As a colonel, on 25 April 1865 he defeated French forces at San Miguel Soyaltepec (now covered by the Miguel Aleman Dam), which was renamed Patriótica Villa de San Miguel Soyaltepec in 1868 in honor of this battle.
In 1866 he became a brigadier general, and on 18 October 1866 his brigade fought on the right flank under General Porfirio Díaz in the decisive Battle of La Carbonera.
Later he was given command of a division.

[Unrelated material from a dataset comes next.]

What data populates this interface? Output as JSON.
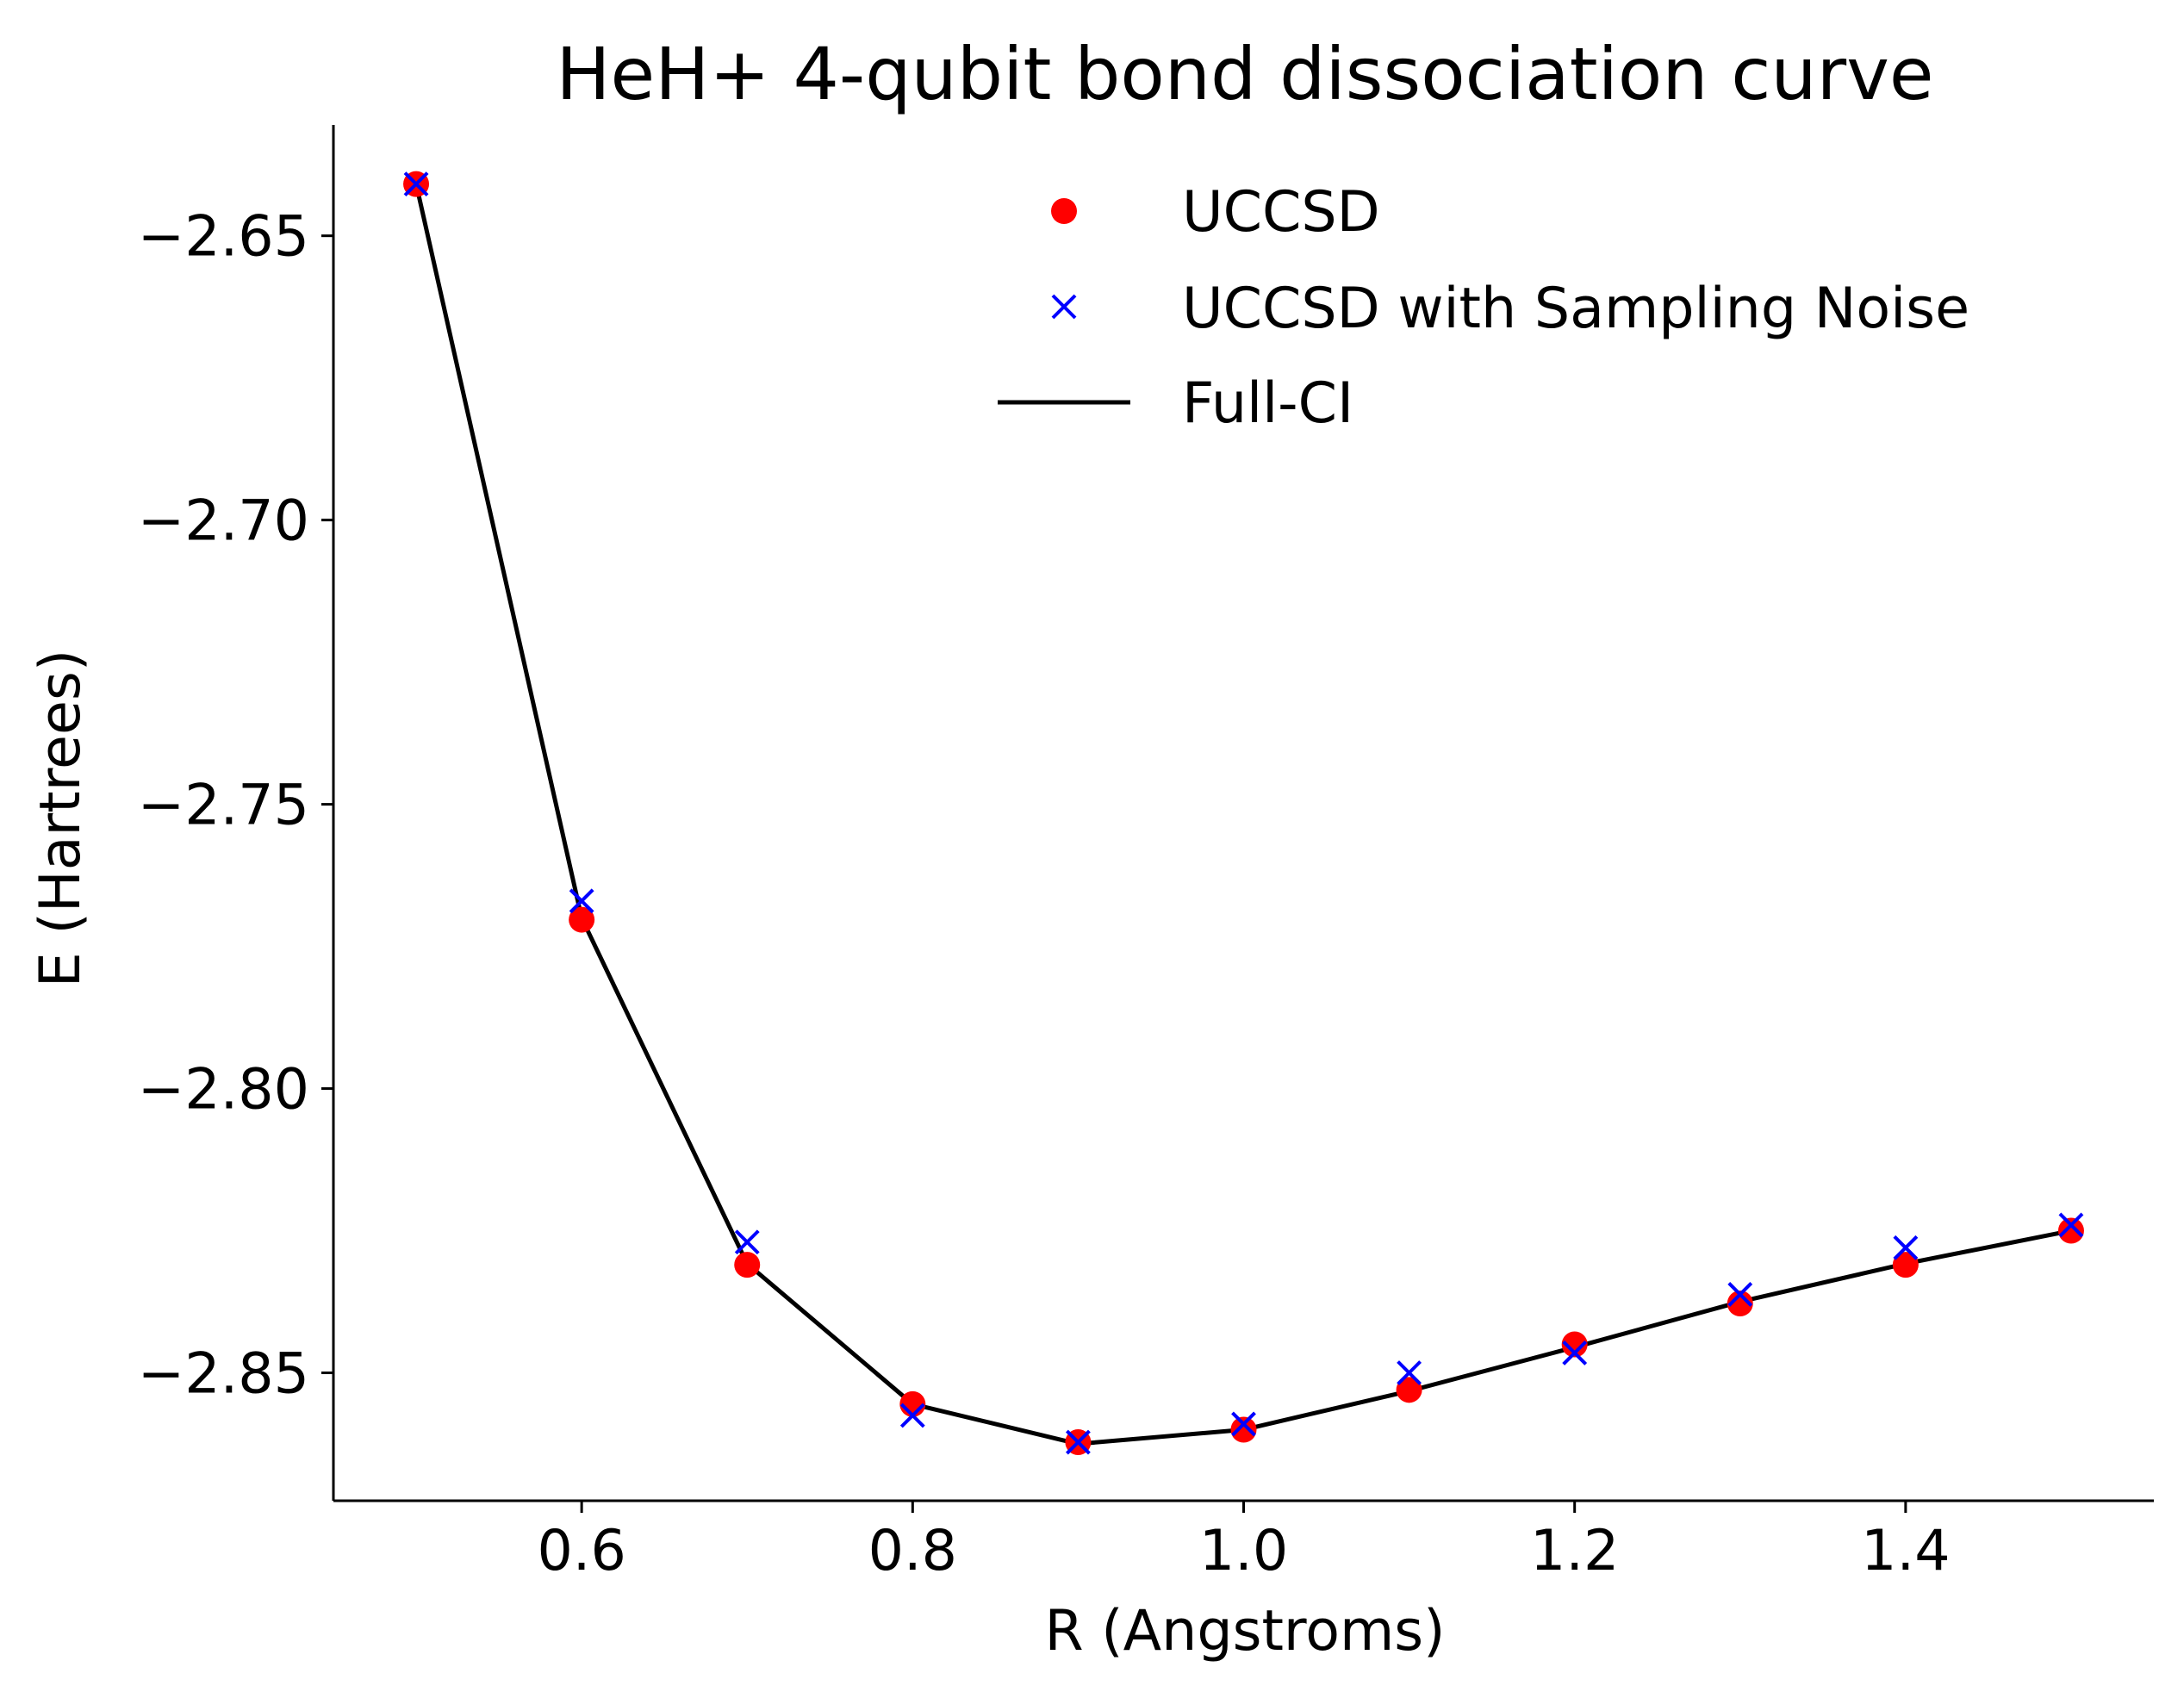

After the war, the President Benito Juárez became suspicious of Porfirio Díaz's ambitions. Figueroa supported Juárez and urged him to appoint loyal governors in Oaxaca, Veracruz and Puebla, Díaz's power base. Juárez next ordered the disarming of the Oaxacan National Guards. The Zapotecs of the Ixtlan National Guard believed that they had earned the right to bear arms, and felt betrayed by Juárez. At Figueroa's urging, Juárez quietly let the matter rest.

==Honors==
Figueroa married a Oaxacan woman Angela Garcia Ruiz and had sixteen children.
He received various awards for his patriotism and courage, including a medal for the assault and capture of Puebla in 1867.
He remained in the army for forty years.
He died on May 23, 1903, in Tlalpan in the Federal District of Mexico.
His funeral was held with full honors, and was attended by the president of the republic, Porfirio Diaz.
In his memory, the Oaxaca state government gave his name in October 1904 to the Acatlán de Pérez Figueroa municipality of the Tuxtepec District, Oaxaca.